Tuesday, December 6, 2011
OWS, lawyers, and Catholic legal education
Should Occupy Wall Street protestors include lawyers in their list of grievances? Columbia Law prof Katherine Franke thinks so:
By and large, it's investment bankers who have been in the protesters' crosshairs, but the Occupy Wall Street (OWS) demonstrations also offer an opportunity to consider what role lawyers may have played in the creation of these sophisticated financial instruments, enabling the overreaching decried on the OWS protesters' placards. Behind every credit default swap or short of subprime mortgage-backed assets sit legal counsel sanctioning these practices.
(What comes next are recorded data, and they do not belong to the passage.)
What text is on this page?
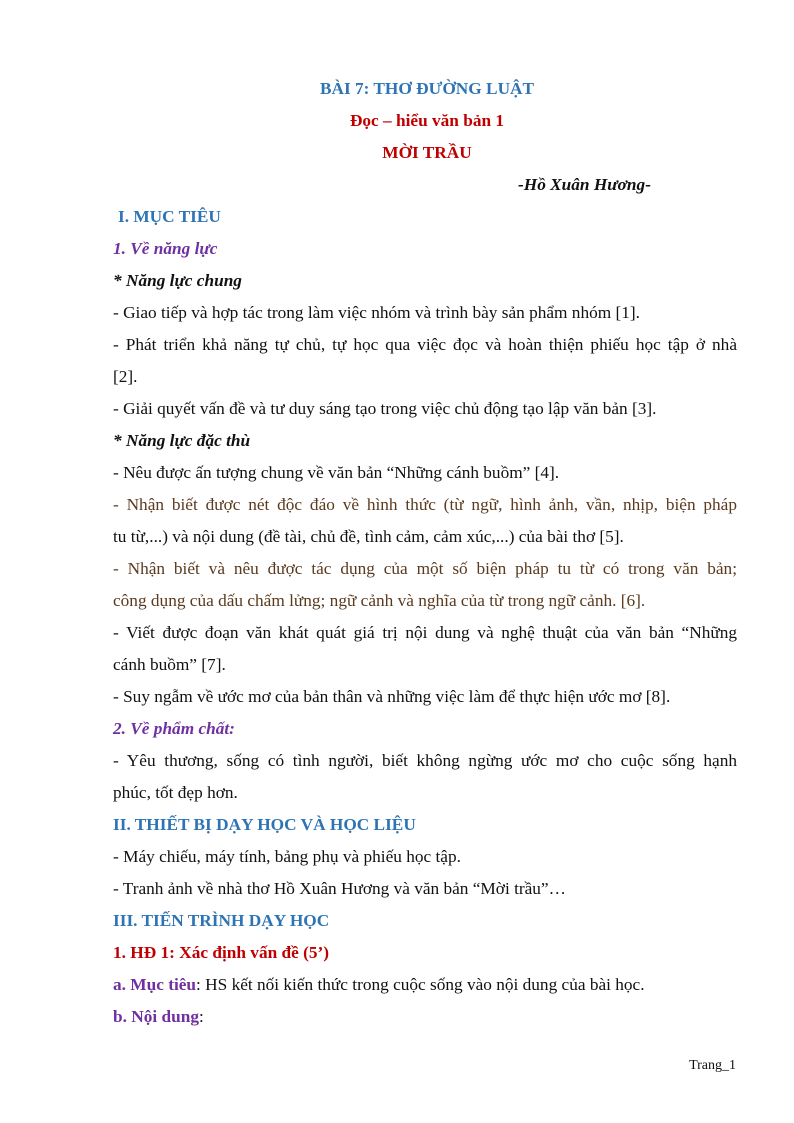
BÀI 7: THƠ ĐƯỜNG LUẬT
Đọc – hiểu văn bản 1
MỜI TRẦU
-Hồ Xuân Hương-
I. MỤC TIÊU
1. Về năng lực
* Năng lực chung
- Giao tiếp và hợp tác trong làm việc nhóm và trình bày sản phẩm nhóm [1].
- Phát triển khả năng tự chủ, tự học qua việc đọc và hoàn thiện phiếu học tập ở nhà
[2].
- Giải quyết vấn đề và tư duy sáng tạo trong việc chủ động tạo lập văn bản [3].
* Năng lực đặc thù
- Nêu được ấn tượng chung về văn bản “Những cánh buồm” [4].
- Nhận biết được nét độc đáo về hình thức (từ ngữ, hình ảnh, vần, nhịp, biện pháp
tu từ,...) và nội dung (đề tài, chủ đề, tình cảm, cảm xúc,...) của bài thơ [5].
- Nhận biết và nêu được tác dụng của một số biện pháp tu từ có trong văn bản;
công dụng của dấu chấm lửng; ngữ cảnh và nghĩa của từ trong ngữ cảnh. [6].
- Viết được đoạn văn khát quát giá trị nội dung và nghệ thuật của văn bản “Những
cánh buồm” [7].
- Suy ngẫm về ước mơ của bản thân và những việc làm để thực hiện ước mơ [8].
2. Về phẩm chất:
- Yêu thương, sống có tình người, biết không ngừng ước mơ cho cuộc sống hạnh
phúc, tốt đẹp hơn.
II. THIẾT BỊ DẠY HỌC VÀ HỌC LIỆU
- Máy chiếu, máy tính, bảng phụ và phiếu học tập.
- Tranh ảnh về nhà thơ Hồ Xuân Hương và văn bản “Mời trầu”…
III. TIẾN TRÌNH DẠY HỌC
1. HĐ 1: Xác định vấn đề (5’)
a. Mục tiêu: HS kết nối kiến thức trong cuộc sống vào nội dung của bài học.
b. Nội dung:
Trang_1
The greed that has motivated bankers to sacrifice the public's interests for short-term personal gain has been made possible, in no small part, by the work of lawyers.
As far as remedies, she highlights what should be a strength for Catholic legal education:
As legal educators, we are reminded to teach our students that being a "good lawyer" must include the cultivation of responsible moral judgment. Implicit in the OWS protests is a condemnation of an approach to lawyering that regards all legal rules simply as the price of misconduct discounted by the probability of enforcement: Skirting too close to, if not over, the limits of law is seen as the cost of doing business, or as my colleagues trained in economics call it, "efficient breach."
I don't mean to suggest that the role of the corporate lawyer will always be clear, even from a Catholic perspective, or that corporations do not deserve top-notch legal representation from graduates of Catholic law schools. But if Catholic social teaching is going to have traction among our students, this is a key area for starting the conversation, even if we cannot prescribe -- or sometimes even discern -- easy answers.